10. 冬期休暇~フェム神聖国旅行 1~
今年の冬期休暇は、初秋に臨時休暇があった所為で直ぐに来た気がした。
本来、新年を家族と共に領地で過ごすための休暇だけど、私は少しだけ領地に行くだけで、大半の日を王都の街屋敷で過ごす。
でも今年はちょっと訳あって、隣国のフェム神聖国に行こうと思っている。領地に連絡を入れてみたら、復興は順調で、領民もそれなりに良い新年を迎えられそうだと知ってほっとした。
「何か御用があるのでしょうか?」
特に信仰心の厚くもない私に、エメが尋ねてくる。
「光石が欲しくて」
光石、陽光石、月光石、星光石の総称のそれは、少し硬度が低くて割れやすいので宝石としての価値は低いけど、とても美しい石だ。陽光石と月光石は光を当てると乳白色の帯が現れる。赤味がかった金色の陽光石、青味がかった銀色や白色の月光石。それと黒や藍の中にキラキラとした光が散った星光石。
フェム神聖国ではとても沢山取れる上に、宝石としての価値が見出されていないので、あちこちの土産物屋で手軽に買える。勿論、宝石としての価値が無いとはいえ美しい石なので、大きなものはそれなりの価格になる。
私が買いに出かけても大きな石は売ってくれなさそうなので、今回の旅は一旦領地に立ち寄って、家令のエストレに着いて来てもらうことにした。

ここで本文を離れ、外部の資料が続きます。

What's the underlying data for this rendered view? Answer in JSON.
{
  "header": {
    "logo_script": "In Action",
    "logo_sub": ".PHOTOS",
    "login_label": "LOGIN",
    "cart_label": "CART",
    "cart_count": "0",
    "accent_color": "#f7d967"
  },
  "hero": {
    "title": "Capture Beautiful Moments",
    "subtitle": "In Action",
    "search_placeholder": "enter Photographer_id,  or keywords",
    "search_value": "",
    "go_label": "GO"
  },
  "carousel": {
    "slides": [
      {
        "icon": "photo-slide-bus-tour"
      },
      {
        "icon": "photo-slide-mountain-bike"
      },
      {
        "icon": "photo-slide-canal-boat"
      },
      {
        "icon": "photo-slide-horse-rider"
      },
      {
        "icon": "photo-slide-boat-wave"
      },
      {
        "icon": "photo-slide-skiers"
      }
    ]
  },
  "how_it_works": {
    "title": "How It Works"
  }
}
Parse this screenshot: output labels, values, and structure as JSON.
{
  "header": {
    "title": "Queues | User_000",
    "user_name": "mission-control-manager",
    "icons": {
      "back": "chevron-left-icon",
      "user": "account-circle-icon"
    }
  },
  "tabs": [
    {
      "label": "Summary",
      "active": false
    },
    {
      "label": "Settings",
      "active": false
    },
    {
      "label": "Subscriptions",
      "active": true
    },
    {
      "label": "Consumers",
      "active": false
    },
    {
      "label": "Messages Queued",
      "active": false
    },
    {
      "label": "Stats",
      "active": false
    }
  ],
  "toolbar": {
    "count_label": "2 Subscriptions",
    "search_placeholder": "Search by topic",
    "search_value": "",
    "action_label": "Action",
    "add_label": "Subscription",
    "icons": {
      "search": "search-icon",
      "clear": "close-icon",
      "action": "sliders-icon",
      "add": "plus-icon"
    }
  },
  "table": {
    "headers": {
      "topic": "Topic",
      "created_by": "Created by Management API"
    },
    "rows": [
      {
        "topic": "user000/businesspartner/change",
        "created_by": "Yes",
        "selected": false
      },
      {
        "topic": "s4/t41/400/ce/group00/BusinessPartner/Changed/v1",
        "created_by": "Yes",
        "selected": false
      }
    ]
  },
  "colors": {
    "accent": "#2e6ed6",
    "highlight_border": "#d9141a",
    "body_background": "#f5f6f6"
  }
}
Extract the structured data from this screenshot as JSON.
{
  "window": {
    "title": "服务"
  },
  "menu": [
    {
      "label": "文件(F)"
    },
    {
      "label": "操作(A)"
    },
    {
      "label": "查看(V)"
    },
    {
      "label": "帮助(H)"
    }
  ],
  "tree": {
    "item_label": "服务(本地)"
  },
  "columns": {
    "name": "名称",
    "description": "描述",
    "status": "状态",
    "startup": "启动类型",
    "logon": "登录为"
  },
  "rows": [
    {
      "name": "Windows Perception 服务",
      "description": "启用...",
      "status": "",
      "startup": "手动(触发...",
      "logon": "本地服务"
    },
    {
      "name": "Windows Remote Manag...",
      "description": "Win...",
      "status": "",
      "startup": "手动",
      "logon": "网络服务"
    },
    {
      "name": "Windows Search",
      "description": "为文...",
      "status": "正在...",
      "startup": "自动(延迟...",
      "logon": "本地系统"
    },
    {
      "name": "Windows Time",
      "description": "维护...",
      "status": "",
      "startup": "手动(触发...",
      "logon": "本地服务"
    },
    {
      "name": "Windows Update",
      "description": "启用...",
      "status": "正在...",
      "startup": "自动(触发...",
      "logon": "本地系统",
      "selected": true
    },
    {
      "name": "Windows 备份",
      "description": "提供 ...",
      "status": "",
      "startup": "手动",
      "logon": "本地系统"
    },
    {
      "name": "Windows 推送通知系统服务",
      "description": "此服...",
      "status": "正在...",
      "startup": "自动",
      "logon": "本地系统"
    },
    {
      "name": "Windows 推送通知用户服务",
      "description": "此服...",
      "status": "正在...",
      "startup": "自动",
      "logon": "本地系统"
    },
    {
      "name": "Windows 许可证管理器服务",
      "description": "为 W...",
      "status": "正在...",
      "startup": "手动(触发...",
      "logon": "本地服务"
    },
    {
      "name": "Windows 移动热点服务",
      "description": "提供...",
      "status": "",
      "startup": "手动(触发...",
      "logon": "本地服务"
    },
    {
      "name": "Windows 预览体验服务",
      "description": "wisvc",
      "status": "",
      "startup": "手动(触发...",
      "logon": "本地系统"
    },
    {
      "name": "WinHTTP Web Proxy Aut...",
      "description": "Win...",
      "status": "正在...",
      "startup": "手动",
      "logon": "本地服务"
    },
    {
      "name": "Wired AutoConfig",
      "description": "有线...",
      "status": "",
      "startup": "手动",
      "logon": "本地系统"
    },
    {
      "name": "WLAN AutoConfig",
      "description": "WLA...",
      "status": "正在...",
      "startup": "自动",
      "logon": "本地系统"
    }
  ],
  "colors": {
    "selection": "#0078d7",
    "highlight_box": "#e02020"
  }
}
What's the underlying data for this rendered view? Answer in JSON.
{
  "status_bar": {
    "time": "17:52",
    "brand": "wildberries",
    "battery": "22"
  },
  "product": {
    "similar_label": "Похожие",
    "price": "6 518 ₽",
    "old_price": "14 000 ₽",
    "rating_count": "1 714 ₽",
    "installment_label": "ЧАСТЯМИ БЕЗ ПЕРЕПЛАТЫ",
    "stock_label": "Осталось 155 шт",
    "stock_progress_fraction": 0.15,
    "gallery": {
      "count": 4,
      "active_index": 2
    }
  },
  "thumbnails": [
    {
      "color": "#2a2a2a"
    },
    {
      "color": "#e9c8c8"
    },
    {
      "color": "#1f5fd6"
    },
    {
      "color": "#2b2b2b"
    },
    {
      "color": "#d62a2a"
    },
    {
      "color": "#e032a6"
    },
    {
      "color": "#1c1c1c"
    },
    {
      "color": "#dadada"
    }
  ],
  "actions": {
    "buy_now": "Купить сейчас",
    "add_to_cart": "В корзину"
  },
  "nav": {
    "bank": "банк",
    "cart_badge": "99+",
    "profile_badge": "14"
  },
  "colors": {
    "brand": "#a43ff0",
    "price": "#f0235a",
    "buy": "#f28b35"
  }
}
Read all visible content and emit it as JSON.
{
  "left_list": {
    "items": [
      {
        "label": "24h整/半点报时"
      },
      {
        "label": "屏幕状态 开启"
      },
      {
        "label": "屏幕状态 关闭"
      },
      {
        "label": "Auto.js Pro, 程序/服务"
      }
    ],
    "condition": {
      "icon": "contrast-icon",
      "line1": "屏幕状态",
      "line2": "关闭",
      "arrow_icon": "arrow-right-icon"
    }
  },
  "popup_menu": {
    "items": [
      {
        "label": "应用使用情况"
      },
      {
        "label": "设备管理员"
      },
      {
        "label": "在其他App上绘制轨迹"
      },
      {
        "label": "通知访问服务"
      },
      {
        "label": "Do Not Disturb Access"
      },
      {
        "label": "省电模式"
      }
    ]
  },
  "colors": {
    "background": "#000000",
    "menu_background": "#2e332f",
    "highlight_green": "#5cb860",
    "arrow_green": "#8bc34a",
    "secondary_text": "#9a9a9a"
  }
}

執事のオベールには王都に残って情報収集をしてもらわないといけないし、お父さまの動向も気になるので、敢えて残ってもらった。
他にも石の目利きができる人を学園を通じて紹介してもらったら、またもやアーレイ先生だった。魔獣には稀に魔石という魔力が結晶化した石が取れるらしくて、色々見ている間に目利きができるようになったのだとか。
お父さまの件や、叔母様が嫁いだフェドー伯爵家の件が落ち着いたら、もっと色々なことをオベールに頼めるのだけど。
フェムは神聖国と名乗っているだけあって、あちこちに神殿が多いし、信仰心の厚い国民気質だ。神殿からは常に精霊や聖龍を讃える歌が聞こえてくる。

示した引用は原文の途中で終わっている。